Here is my incus network currently with some redactions

config:
  dns.nameservers: 100.65.0.254
  ipv4.gateway: 100.65.0.254/16
  ipv4.ovn.ranges: 100.65.50.10-100.65.59.254
  parent: UPLINK
  volatile.last_state.created: "false"
description: ""
name: UPLINK
type: physical
used_by:
- /1.0/networks/<REDACTED>
- /1.0/networks/<REDACTED>
- /1.0/networks/<REDACTED>
- /1.0/networks/<REDACTED>
- /1.0/networks/<REDACTED>
- /1.0/networks/<REDACTED>
- /1.0/networks/<REDACTED>
- /1.0/networks/<REDACTED>
- /1.0/networks/<REDACTED>
- /1.0/networks/<REDACTED>
		.... etc x151 ...
managed: true
status: Created
locations:
- none
project: default

and my systemd managed veth

11: veth1@UPLINK: <BROADCAST,MULTICAST,UP,LOWER_UP> mtu 1500 qdisc noqueue master MAIN-NAT state UP group default qlen 1000
    link/ether 12:9e:a9:e6:30:b4 brd ff:ff:ff:ff:ff:ff
12: UPLINK@veth1: <BROADCAST,MULTICAST,UP,LOWER_UP> mtu 1500 qdisc noqueue master ovs-system state UP group default qlen 1000
    link/ether 5a:a8:8b:e2:8d:3b brd ff:ff:ff:ff:ff:ff

stgraber · January 31, 2025, 10:51pm

I’ve seen systems running rather astronomical number of OVN networks that weren’t hitting this.
But they were running significantly newer OVS and OVN too.

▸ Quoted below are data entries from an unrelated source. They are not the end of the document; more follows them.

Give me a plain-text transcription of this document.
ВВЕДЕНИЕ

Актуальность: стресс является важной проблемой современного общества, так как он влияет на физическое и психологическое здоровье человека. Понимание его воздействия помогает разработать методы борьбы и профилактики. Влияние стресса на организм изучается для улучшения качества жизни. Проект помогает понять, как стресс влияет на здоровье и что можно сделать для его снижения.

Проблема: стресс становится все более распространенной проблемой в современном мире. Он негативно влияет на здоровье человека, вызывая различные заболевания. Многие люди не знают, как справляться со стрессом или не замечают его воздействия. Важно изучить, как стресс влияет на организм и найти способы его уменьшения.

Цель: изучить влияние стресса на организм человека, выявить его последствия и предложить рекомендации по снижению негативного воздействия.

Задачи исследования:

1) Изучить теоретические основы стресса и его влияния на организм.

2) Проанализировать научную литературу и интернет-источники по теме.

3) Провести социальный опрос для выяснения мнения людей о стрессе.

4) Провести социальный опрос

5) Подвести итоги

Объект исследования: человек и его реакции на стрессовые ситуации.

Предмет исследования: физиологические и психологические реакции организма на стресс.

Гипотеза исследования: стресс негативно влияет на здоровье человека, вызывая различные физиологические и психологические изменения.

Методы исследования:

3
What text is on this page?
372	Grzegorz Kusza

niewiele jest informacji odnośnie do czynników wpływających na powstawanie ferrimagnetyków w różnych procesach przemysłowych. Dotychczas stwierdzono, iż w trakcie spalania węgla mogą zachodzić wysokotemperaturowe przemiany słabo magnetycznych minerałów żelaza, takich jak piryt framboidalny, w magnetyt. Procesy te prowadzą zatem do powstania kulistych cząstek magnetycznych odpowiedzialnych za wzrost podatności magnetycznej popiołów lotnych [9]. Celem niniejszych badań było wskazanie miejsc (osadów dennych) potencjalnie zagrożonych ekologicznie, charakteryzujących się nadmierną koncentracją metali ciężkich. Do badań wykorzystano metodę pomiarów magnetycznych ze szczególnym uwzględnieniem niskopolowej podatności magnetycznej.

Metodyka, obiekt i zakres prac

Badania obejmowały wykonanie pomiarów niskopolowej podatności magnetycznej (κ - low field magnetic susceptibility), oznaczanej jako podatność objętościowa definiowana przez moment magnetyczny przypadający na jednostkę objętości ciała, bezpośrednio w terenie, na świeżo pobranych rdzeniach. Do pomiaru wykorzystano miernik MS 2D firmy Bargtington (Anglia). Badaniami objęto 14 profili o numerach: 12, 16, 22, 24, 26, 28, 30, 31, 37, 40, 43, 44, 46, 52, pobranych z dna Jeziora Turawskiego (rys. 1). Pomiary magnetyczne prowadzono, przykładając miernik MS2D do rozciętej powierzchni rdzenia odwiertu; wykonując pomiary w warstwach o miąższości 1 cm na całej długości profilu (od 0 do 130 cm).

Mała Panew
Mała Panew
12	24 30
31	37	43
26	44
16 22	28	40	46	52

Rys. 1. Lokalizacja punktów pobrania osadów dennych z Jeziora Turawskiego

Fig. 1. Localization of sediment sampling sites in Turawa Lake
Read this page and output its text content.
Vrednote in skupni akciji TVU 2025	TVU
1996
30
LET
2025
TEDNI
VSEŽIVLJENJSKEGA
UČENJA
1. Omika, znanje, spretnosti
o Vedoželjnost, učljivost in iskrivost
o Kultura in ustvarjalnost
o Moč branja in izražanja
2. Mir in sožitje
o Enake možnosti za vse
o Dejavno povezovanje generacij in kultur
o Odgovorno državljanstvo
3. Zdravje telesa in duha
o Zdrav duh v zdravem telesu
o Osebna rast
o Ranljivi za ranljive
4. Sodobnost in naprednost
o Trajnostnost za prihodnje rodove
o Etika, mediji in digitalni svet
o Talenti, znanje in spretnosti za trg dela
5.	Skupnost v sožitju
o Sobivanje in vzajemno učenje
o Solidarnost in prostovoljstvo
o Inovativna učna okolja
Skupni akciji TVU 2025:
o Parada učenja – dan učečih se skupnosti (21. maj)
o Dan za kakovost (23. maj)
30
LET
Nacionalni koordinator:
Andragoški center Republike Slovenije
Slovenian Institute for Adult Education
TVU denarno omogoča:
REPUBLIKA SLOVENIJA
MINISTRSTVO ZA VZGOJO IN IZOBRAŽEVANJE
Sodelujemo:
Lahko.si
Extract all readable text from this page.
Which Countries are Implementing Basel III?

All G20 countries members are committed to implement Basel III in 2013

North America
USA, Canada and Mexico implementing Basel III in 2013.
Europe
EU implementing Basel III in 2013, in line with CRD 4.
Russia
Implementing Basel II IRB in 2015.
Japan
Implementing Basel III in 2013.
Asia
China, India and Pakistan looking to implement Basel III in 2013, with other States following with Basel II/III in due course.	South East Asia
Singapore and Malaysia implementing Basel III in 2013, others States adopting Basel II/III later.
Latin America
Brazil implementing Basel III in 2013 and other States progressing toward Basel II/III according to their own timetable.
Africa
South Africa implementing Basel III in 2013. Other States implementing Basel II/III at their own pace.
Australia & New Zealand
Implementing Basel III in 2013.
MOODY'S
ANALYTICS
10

I’m planning to set up a new package repository (similar to what I have for Linux, ZFS, Incus, …) with the latest stable OVS and OVN for Ubuntu and Debian. That should happen in the next few weeks and should make debugging such issues easier.

Forrest_Fuqua · February 1, 2025, 2:14am

I’m happy to test that! I’m a bit of a debian nerd and can even provide hosting as I work at a university (rochester institute of technology) I can even provide some compute resources for automated builds

Edit: For now, I’m going to work on compiling latest OVN/OVS with kernel module, Is there a good way to handle the database rebuild in incus? or do I need to purge out the networks and recreate them?

Forrest_Fuqua · February 12, 2025, 9:26pm

I should update that updating openvswitch/ovn (compiled from sources) did not resolve the issue.